Historical discovery

Thomas Stephen Stevens, a Scottish chemist, reported the rearrangement in 1928 (J. Chem. Soc., 1928, 3193) while studying the behaviour of quaternary ammonium salts of phenacyl amines under base. He observed the unexpected migration of a group from nitrogen to the neighbouring carbon and characterised the rearranged amine products. For decades the mechanism was debated — concerted ion-pair versus radical.

The question was settled in the 1970s when CIDNP (chemically induced dynamic nuclear polarization) became available: several groups showed that the rearrangement produces the tell-tale polarized NMR signals that only a spin-correlated radical pair can generate. Combined with the observation of partial (not complete) retention at the migrating carbon, this locked in the modern solvent-caged radical-pair picture. The Stevens rearrangement is now a textbook case study for how CIDNP diagnoses radical intermediates and for why the Woodward-Hoffmann rules force a "forbidden" concerted shift onto a stepwise homolytic path.

Frequently asked questions

What is the Stevens rearrangement in one sentence?

A strong base removes the most acidic proton next to a positively charged nitrogen or sulfur, generating an ylide; a group then migrates from that heteroatom onto the adjacent carbanion in a formal [1,2]-shift, converting a quaternary ammonium (or sulfonium) salt into a rearranged tertiary amine (or sulfide).

Is the Stevens rearrangement concerted or radical?

It is a homolytic, radical-pair process, not a concerted sigmatropic shift.
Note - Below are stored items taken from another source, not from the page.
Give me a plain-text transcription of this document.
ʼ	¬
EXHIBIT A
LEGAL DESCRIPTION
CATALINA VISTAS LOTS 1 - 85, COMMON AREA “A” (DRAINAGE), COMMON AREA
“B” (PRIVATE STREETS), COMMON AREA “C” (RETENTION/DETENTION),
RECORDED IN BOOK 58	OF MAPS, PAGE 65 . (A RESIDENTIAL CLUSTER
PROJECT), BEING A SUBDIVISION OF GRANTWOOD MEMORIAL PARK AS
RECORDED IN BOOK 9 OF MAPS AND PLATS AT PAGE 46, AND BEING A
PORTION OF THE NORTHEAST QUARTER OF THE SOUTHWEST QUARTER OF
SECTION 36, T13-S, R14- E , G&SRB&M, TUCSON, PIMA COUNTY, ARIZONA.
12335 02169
A suprafacial [1,2]-shift with retention is forbidden by the Woodward-Hoffmann rules, so the C-N (or C-S) bond breaks homolytically to give a solvent-caged radical pair — a carbanion-derived radical and a migrating-group radical — which recombine within the cage. CIDNP spectra and partial racemization at the migrating carbon are the classic evidence.

Why does the migrating group keep its configuration?

The radical pair stays inside a solvent cage and recombines faster than the migrating radical can tumble or escape. Because recombination beats scrambling, a stereocenter on the migrating group is largely retained — typically 70-95% retention — even though a free radical is technically achiral on its own. Full retention would imply a concerted path; full racemization would imply free diffusion. The partial retention is exactly what a tight, short-lived cage predicts.

How does the Stevens rearrangement differ from the Sommelet-Hauser rearrangement?

Both start from the same benzylic ammonium ylide, but they take different paths. The Stevens is a [1,2]-shift onto the carbanion, giving a rearranged benzylamine. The Sommelet-Hauser is a concerted [2,3]-sigmatropic shift onto the ortho ring carbon, giving an ortho-substituted (dearomatized-then-rearomatized) product. Lower temperatures and the weaker base NaNH₂ in liquid ammonia favor the [2,3] Sommelet-Hauser; higher temperatures and stronger bases favor the [1,2] Stevens.

What bases and conditions drive the Stevens rearrangement?

A base strong enough to deprotonate α to the onium center: sodium or potassium hydroxide in water/alcohol for classic substrates, or stronger bases like NaH, n-BuLi, NaNH₂, KOtBu, or phenyllithium for less acidic ones. An electron-withdrawing group (ester, ketone, aryl, nitrile) on the α-carbon lowers the pKa and stabilizes the ylide, which is why the earliest examples used phenacyl ammonium salts.

Who discovered the Stevens rearrangement and when?

Thomas Stephen Stevens reported it in 1928 (J. Chem. Soc., 1928, 3193), working on quaternary ammonium salts of phenacyl-type amines. The sulfonium-ylide analogue was developed shortly afterward. The radical-pair mechanism was established decades later, most decisively by CIDNP (chemically induced dynamic nuclear polarization) experiments in the 1970s.